En cuanto a la novela… es como si Lautreamont hubiera escrito El corazón de las tinieblas. O como si Kurtz hubiese salido de la jungla para escribirla él mismo. Desde los campos de batalla de la primera gran guerra al África colonial, y de allí de vuelta a Francia, el narrador es un lanzallamas de escepticismo y amargura.
Ferdinand Bardamu, trasunto evidente de Céline, y protagonista y narrador de la historia, se une a las tropas francesas para combatir en la Primera Gran Guerra. Allí inicia un examen desesperado de las motivaciones que llevan al hombre a arrojarse a la mutua depredación (tan normal en él). En medio de los estallidos el narrador señala el odio incólume que se esconde detrás no solo de las acciones bélicas, sino de la mayoría de las relaciones que se establecen en virtud del contrato social, y desenmascara el engranaje en virtud del cual los Estados se ocupan de los ciudadanos solo en el momento en que estos están en capacidad de ir a morir en las trincheras; los demás, los que se quedan en las ciudades escuchando las noticias en la radio, arengan y aplauden mezquinamente el patriotismo de los soldados: “Para el pobre existen en este mundo dos grandes formas de palmarla: por la indiferencia absoluta de sus semejantes en tiempos de paz o por la pasión homicida de los mismos, llagada la guerra”.

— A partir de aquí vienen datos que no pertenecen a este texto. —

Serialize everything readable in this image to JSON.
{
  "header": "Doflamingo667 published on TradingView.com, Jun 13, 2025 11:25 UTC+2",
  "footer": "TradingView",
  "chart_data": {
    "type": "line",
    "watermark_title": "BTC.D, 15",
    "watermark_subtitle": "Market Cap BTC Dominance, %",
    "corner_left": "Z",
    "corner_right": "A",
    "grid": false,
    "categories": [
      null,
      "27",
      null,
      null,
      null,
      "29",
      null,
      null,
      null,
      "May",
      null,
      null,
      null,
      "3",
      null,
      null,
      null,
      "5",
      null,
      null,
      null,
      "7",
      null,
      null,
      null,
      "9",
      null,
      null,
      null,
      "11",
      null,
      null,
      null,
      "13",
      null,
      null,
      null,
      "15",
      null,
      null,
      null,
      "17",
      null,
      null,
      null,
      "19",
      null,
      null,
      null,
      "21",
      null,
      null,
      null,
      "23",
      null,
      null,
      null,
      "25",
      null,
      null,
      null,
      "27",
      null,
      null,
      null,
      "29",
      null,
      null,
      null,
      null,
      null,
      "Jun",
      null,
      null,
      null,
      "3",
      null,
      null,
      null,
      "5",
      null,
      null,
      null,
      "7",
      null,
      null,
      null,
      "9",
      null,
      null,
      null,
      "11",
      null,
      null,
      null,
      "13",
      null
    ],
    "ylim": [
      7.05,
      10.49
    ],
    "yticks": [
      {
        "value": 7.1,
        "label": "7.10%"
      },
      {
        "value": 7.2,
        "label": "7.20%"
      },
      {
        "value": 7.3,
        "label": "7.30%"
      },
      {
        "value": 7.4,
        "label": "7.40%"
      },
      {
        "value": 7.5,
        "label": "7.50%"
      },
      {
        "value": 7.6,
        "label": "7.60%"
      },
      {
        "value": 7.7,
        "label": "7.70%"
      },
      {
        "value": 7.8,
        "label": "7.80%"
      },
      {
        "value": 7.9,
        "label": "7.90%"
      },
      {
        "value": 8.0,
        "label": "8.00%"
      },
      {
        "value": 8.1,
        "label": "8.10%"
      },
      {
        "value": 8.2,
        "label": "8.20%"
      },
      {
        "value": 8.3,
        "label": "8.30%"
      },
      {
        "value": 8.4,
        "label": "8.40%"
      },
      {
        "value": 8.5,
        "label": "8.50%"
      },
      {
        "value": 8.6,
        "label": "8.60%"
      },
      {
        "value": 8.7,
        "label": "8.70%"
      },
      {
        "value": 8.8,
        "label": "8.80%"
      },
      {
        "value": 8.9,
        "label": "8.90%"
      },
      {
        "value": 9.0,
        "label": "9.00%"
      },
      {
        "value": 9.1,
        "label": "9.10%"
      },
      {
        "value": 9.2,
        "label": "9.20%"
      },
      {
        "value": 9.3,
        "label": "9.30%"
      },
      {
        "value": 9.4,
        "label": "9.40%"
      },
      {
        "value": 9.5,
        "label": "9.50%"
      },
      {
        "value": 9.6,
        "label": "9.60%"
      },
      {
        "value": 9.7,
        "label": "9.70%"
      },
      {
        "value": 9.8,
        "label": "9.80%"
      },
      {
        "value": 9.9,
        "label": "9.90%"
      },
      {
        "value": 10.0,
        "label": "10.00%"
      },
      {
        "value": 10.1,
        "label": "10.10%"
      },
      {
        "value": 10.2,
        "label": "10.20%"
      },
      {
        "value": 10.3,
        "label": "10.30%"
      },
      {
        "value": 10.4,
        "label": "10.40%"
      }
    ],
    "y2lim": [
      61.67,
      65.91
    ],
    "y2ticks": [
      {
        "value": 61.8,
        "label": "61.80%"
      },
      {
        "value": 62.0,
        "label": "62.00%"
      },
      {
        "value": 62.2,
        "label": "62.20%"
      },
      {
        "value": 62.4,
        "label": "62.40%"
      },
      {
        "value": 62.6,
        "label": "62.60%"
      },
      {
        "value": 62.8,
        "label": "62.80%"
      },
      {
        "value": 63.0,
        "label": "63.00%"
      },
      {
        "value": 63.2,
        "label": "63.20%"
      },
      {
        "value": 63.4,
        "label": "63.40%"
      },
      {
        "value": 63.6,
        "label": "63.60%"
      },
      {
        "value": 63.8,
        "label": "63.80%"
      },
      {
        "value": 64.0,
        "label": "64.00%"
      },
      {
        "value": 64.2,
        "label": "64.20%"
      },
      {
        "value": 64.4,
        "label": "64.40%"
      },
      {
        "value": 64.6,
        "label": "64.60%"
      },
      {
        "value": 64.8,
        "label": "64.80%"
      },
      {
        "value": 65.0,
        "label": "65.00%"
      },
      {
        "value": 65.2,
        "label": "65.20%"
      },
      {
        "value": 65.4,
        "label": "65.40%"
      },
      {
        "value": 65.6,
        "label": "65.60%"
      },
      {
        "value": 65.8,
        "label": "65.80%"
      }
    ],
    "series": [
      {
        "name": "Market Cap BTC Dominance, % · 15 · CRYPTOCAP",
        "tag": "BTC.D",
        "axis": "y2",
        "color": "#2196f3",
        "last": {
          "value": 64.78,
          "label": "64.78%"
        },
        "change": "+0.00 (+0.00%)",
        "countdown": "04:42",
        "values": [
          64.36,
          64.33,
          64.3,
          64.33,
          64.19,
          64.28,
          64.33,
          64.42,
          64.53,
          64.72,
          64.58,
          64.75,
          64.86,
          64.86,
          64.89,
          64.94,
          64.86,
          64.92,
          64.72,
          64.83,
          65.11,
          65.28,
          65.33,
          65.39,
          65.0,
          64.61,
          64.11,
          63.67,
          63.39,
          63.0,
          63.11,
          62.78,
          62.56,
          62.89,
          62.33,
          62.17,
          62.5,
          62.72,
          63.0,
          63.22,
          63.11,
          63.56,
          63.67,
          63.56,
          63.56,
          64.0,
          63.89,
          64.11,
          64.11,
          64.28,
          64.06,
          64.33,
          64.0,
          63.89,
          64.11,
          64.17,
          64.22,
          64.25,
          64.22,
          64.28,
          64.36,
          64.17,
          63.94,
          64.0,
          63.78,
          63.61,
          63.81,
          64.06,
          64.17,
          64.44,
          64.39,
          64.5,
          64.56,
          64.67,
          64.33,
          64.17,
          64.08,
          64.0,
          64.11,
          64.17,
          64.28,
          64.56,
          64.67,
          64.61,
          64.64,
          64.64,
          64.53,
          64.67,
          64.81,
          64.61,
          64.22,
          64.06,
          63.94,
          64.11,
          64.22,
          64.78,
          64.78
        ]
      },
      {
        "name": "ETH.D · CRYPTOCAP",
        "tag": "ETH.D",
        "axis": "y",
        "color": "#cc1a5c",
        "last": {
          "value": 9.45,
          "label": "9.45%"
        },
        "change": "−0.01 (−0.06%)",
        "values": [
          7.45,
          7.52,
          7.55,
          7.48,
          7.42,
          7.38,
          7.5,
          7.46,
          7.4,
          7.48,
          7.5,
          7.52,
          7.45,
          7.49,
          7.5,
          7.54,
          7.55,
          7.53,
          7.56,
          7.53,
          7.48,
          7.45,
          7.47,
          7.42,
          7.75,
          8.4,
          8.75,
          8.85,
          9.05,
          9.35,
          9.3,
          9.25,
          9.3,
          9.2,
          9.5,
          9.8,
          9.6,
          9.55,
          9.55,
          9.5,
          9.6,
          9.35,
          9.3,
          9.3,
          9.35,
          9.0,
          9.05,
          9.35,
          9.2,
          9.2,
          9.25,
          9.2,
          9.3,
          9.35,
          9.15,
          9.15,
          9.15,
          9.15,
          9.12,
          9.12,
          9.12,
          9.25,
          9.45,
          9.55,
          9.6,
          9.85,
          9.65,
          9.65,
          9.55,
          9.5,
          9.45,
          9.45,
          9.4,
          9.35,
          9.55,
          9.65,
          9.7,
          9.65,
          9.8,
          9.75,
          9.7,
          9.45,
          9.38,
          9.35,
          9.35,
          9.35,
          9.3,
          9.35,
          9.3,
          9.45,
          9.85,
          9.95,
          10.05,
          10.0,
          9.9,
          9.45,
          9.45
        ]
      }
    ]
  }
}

No se trata más que de amargura. Y la amargura se entiende: una cosa es volver del infierno, y otra es la sensación de quedarse en él para siempre: “Después, sólo fuego y estruendo. Pero es que un estruendo que nunca hubiera uno pensado que pudiese existir. Nos llenó hasta tal punto los ojos, los oídos, la boca, al instante, el estruendo, que me pareció que era el fin, que yo mismo me había convertido en fuego y estruendo”.
Fuego y estruendo: esa es la escritura de Céline. Las páginas de esta novela retumban a cada instante: su estilo hace suyos el odio y el desprecio que sugieren el hombre y sus acciones. Céline, antes que describir unas situaciones (la guerra, los viajes, África, Estados Unidos y por supuesto París) y abordarlas a la manera burguesa del espectador (que se trastorna pero que también bosteza), pareciera entrecruzar los discursos: su narración es, en el fondo y fundamentalmente, una reflexión, una topografía del rostro del hombre y de su oscuro corazón: el viaje hasta el final de la noche es un viaje a través del hombre, a través de su oscuridad.
***
Hacer una comparación entre Céline y Lautreamont es, no obstante, inexacto: Al final de su corta vida, el Conde de Lautreamont renegó de los Cantos de Maldoror. Céline, impasible, nunca renegó de sí mismo ni de nada: ni de los campos de concentración, ni mucho menos de sus libros.